Tuesday, 14 March 2017

5x5

crate & barrel: a glimpse inside the outfitteries that design and deliver prefabricated Irish Pubs around the world, via Boing Boing

la gioconda: researchers, including a relative of the Bishop of Bling, in Germany conclude Mona Lisa’s smile means she happy

inception: more recursive, panoramic landscapes from Aydฤฑn BรผyรผktaลŸ, via Kottke 

pacific rim: demonstration of robots controlled by the hemispheres of two separate volunteers’ brains

ligature: a clever type face that reacts intuitively to the characters that precede and follow 

rentier economy

Considering Dear Leader’s fondness for non-committal licensing out his word and bond to resorts, vodka diploma-mills and other enterprises that he’s not particularly invested in (but only too happy to put ahead of national interests on a geopolitical arena), we discover that the apples don’t fall from the tree. Dear Leader’s son, Junior—aside from running his father’s business empire in trust, is an avid public-relations consultant for an Oklahoma firm that transmogrified its failed business model (polling via PDAs) into the modus operandi of an unabashed patent-troll, accusing multitudes of infringement.
Thanks to Junior’s influence and family-trademark unrelenting, uncompro- mising attacks that would wear on the stamina and resistance of anyone, most defendants—without owing to being in the wrong—will just settle and pay Junior to go away, since there’s no such provision like having the loser pay court fees in America to discourage frivolous lawsuits.

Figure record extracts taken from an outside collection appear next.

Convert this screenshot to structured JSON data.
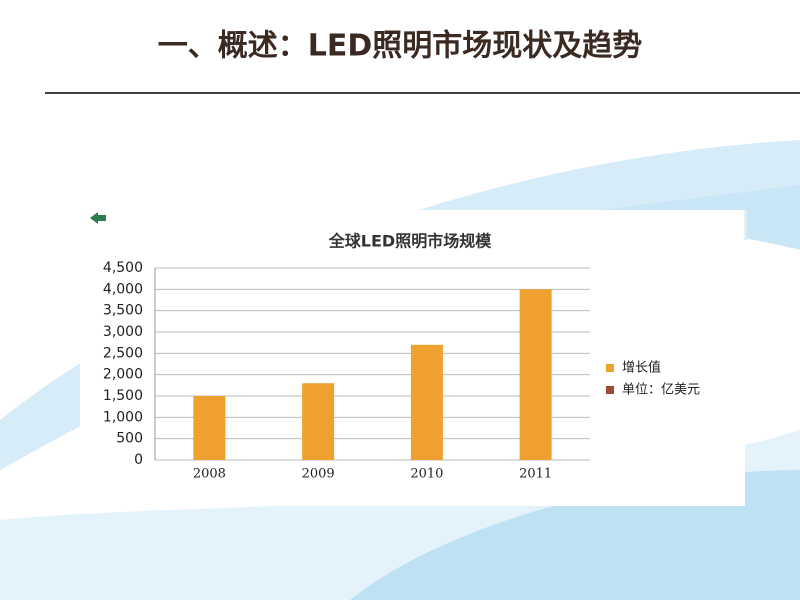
{
  "slide_title": "一、概述：LED照明市场现状及趋势",
  "chart_data": {
    "type": "bar",
    "title": "全球LED照明市场规模",
    "categories": [
      "2008",
      "2009",
      "2010",
      "2011"
    ],
    "series": [
      {
        "name": "增长值",
        "color": "#eea12f",
        "values": [
          1500,
          1800,
          2700,
          4000
        ]
      }
    ],
    "unit_note": {
      "label": "单位：亿美元",
      "color": "#9c4a32"
    },
    "ylim": [
      0,
      4500
    ],
    "yticks": [
      0,
      500,
      {
        "value": 1000,
        "label": "1,000"
      },
      {
        "value": 1500,
        "label": "1,500"
      },
      {
        "value": 2000,
        "label": "2,000"
      },
      {
        "value": 2500,
        "label": "2,500"
      },
      {
        "value": 3000,
        "label": "3,000"
      },
      {
        "value": 3500,
        "label": "3,500"
      },
      {
        "value": 4000,
        "label": "4,000"
      },
      {
        "value": 4500,
        "label": "4,500"
      }
    ],
    "grid": true
  }
}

The fact that Junior went on record praising this firm as an innovator is awful enough (betraying a failure to grasp basic contemporary concepts about how the interwebs work) and grows exponentially worse considering that’s Junior’s father, Dear Leader, gets to appoint the agency executives that run the US Patent Office and determine its future direction and what kind of claims it will tolerate and honour.

Monday, 13 March 2017

sxsw or urbi et orbi

The BBC’s technology correspondent catches up with Bishop Paul Tighe, Vatican representative and papal social media handler, in attendance at the South by Southwest conference.
The Holy See will also be presenting a panel discussion on Compassionate Disruption, which has attracted a lot of attention, but the interview focused on the forum that essentially launched the media platform Twitter a decade hence and the papacy’s uncomfortable but determined embrace of the social network five years ago. Pope Francis’ directive is that tweets are at minimum to be encouraging and if one deigns to enter into that discussion, one should try to avoid the negative elements out there.

concrete feats

Via Dezeen we discover Spanish illustrator Marta Colmenero celebrating some of the distinctive landmarks of Brutalist architecture from across Europe and north Africa, including the iconic public housing estate Balfron Tower, completed in 1967, designed by Hungarian extract Ernล‘ Goldfinger. Such residential towers saw the rise of the high-rise and it was Goldfinger’s early pioneering solutions limited urban space that really started the process, and caused one objector to the demolition left in the building boom’s wake, Ian Flemming, to name his Bond arch-villain after the architect. Goldfinger threatened the author with legal action but relented when Fleming offered to rename the character “Goldprick.”

Sunday, 12 March 2017

sorry gina

As a cruel corollary to taking away affordable health insurance from not just the millions who benefited directly from Obama Care but also the general population of America—everyone besides those in the ruling caste and the independently wealthy—the Republican party have sponsored another resolution, as Boing Boing informs, that seems impossible to halt that would enable employers to coerce their employees to submit to DNA screenings or face stiff consequences. Privacy and right to refuse disclosure was previously protected by a 2008 expansion of civil liberties protections called the Genetic Information Nondiscrimination Act (GINA) that helped to protect those who might be predisposed to being a bad insurance-risk in the eyes of underwriters.
A company, just because it contributes to its employees’ health coverage, could not force employees to undergo any testing against their will or own up to any future problem that a doctor had discussed with them in confidence, but now all those safeguards are undermined, since the government will allow DNA screenings to be incorporated into workplace wellness programmes, something completely voluntary but something that companies can also accentuate and incentivise however they choose. This is state-based eugenics—even if an individual benefited by participation by discovering some ticking time-bomb in time to diffuse it, no company would insure them and probably none would employ them either. What do you think? Let’s hope this is quickly remedied in America and never has the chance to be exported. It’s far more fraught with peril than the algorithms that pass judgement on our spending-power and is another hallmark of inward-turning ignorance that rejects scientific literacy and exploits an opportunity for profit without considering the repercussions. With workers surrendering their genes and traits that they could potentially pass along, business (with the government’s consent) are not far from instituting breeding programmes and sterilise those of us of inferior or subversive stock.